Over the years, the Ottawa Senators, for better or for worse, have brought forward several innovations that have had an impact on the National Hockey League, either forcing their hand in stopping them in their tracks, or setting a new precedent for other teams to follow. Here are a couple of notable ones.
Three-team deals have existed for years, a traumatic example being the Matt Duchene-Kyle Turris deal between the Senators, Colorado Avalanche, and Nashville Predators, in which all three teams receive some form of significant tangible value for the present or future.
Recently, however, we've seen something a bit different - standard hockey trades between two teams that bring in a third team to retain salary. At the trade deadline, fitting players under the cap can be incredibly difficult, considering a team can only retain up to 50% of a player's salary. But what if two teams retained salary? The idea is, that a player is moved from Team A to Team B, and Team B throws over a draft pick to Team C to absorb some of that player's salary.
This trend began because of, ironically, a bad team that didn't want to retain any salary, Eugene Melnyk's Ottawa Senators. The story goes like this. Ottawa is shopping Derick Brassard, and the two interested teams are the Pittsburgh Penguins and Winnipeg Jets. Pittsburgh has a more lucrative offer, but they can't fit Brassard under their salary cap without salary retention.
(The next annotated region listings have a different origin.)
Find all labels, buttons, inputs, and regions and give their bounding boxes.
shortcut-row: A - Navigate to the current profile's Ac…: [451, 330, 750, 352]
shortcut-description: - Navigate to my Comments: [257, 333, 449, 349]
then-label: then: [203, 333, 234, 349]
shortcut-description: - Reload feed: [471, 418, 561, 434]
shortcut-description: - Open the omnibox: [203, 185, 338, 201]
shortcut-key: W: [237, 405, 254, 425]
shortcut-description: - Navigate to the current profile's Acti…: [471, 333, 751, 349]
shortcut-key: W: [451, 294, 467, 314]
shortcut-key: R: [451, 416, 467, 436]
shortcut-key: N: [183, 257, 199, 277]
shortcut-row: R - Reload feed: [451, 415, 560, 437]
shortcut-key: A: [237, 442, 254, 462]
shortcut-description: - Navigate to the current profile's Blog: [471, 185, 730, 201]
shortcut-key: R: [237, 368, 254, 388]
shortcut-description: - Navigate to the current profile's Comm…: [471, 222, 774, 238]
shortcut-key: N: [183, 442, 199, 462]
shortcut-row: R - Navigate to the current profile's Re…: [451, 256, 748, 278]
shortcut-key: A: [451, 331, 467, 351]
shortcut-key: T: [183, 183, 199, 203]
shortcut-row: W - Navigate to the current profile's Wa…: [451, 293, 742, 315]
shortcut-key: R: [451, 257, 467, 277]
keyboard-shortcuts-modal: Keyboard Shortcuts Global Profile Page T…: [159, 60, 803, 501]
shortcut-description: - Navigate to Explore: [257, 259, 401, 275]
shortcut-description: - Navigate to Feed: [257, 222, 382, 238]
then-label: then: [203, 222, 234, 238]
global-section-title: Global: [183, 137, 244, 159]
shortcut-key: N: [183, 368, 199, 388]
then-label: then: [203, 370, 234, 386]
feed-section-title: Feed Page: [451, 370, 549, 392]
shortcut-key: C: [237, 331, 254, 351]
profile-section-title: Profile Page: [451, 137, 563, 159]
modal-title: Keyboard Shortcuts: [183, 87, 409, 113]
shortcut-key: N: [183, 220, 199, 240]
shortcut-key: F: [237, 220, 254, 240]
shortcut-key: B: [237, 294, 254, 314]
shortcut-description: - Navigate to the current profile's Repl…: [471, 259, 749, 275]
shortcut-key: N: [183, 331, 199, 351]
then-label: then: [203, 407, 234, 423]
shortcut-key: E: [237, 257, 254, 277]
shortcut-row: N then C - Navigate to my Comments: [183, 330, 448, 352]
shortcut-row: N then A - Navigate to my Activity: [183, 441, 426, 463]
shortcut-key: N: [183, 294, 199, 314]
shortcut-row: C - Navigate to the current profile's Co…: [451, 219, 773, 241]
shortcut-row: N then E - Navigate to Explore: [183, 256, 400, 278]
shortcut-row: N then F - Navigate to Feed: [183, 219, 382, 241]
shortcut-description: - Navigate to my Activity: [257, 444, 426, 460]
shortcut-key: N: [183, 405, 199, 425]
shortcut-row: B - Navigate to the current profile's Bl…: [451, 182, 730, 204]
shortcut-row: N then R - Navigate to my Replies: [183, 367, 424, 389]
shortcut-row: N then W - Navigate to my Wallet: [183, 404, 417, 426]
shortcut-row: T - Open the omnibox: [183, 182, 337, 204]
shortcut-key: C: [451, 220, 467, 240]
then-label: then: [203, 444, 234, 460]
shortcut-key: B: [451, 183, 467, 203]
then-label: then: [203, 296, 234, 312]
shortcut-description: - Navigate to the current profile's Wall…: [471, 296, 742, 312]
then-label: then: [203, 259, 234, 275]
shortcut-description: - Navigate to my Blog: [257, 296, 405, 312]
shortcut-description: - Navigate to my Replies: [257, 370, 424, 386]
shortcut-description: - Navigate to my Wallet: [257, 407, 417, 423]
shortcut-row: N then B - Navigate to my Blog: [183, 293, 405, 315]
Enter the Vegas Golden Knights, who made one of their trademark shrewd 2017-18 moves. Vegas had tons of cap space, so they entered the negotiations, ultimately taking on 40 percent of Brassard's salary for two seasons, as well as sending a 4th-round pick to Pittsburgh in order to receive forward Ryan Reaves. This move paid off for the Knights two-fold, in that Brassard doesn't go to the Jets, the team that ultimately lost in the WCF to Vegas that year. And the player who scored the GWG in the deciding game? Ryan Reaves. Holy smokes.
Let's move on to an example in which the Sens come across less as whiny cheapskates and more as galaxy-brained students of the game. Let's talk about the *winces* 2017 Eastern Conference Final. Before you read any further, take comfort in that there will be no mention of what took place after Game Six.
Kyle Turris was always up for providing a clutch moment in the playoffs – you could choose any of his three playoff overtime-winning goals as his most iconic moment as a Senator.
But his overall body of work in 2017 tends to go unnoticed. 10 points in 19 games don't jump off of the page, but when you consider Ottawa's strategy was to turtle whenever Erik Karlsson was on the bench, it looks a bit better.
And when you're matching up against the likes of Patrice Bergeron and Sidney Crosby, a 54.3% success rate in the faceoff dot is absolutely massive. Turris was manhandling Crosby in particular, who posted a 60-77 record, a 43.8% success rate, at 5-on-5 faceoffs in the ECF, according to NaturalStatTrick, and Crosby also went on to struggle in the circle during the following series.
We can't have that, can we? Time to implement a rule change.
Sounds like satire? You'd be wrong! Recall the following preseason, where several players received minor penalties for faceoff violations. According to the newly implemented Rule 76.4 in the NHL rulebook, players taking faceoffs "shall take their position so that they will stand squarely facing their opponent’s end of the...*falls asleep*
Long story short, certain tactics that were perfectly legal before, were no longer so. Tactics that were employed by Turris in the prior postseason.
I'm not upset whatsoever about this, but I will be advocating for Kyle Turris' induction into the Hockey Hall of Fame as a builder.
Of course, you can't talk about the Ottawa Senators breaking trends without discussing the brutal teardown of their star-studded core from that 2017 playoff run. Erik Karlsson, Matt Duchene, Mark Stone, Mike Hoffman, Derick Brassard, and anyone else making a good chunk of change were shipped off for futures.
In exchange, prospects, and picks that have materialized into Josh Norris, Erik Brännström, Mads Søgaard, and of course, Tim Stützle. The success of the rebuild is still up in the air, of course, but it'd be disingenuous to say the teardown didn't work out well. NHL GMs became a lot more careful with moving unprotected first-round picks after some of Pierre Dorion's best and worst moves.
If they're fortunate enough to win a Stanley Cup during their currently open window of contention, expect some teams that are currently in limbo – the Washington Capitals, Calgary Flames, and St. Louis Blues are decent examples – to follow in Ottawa's footsteps.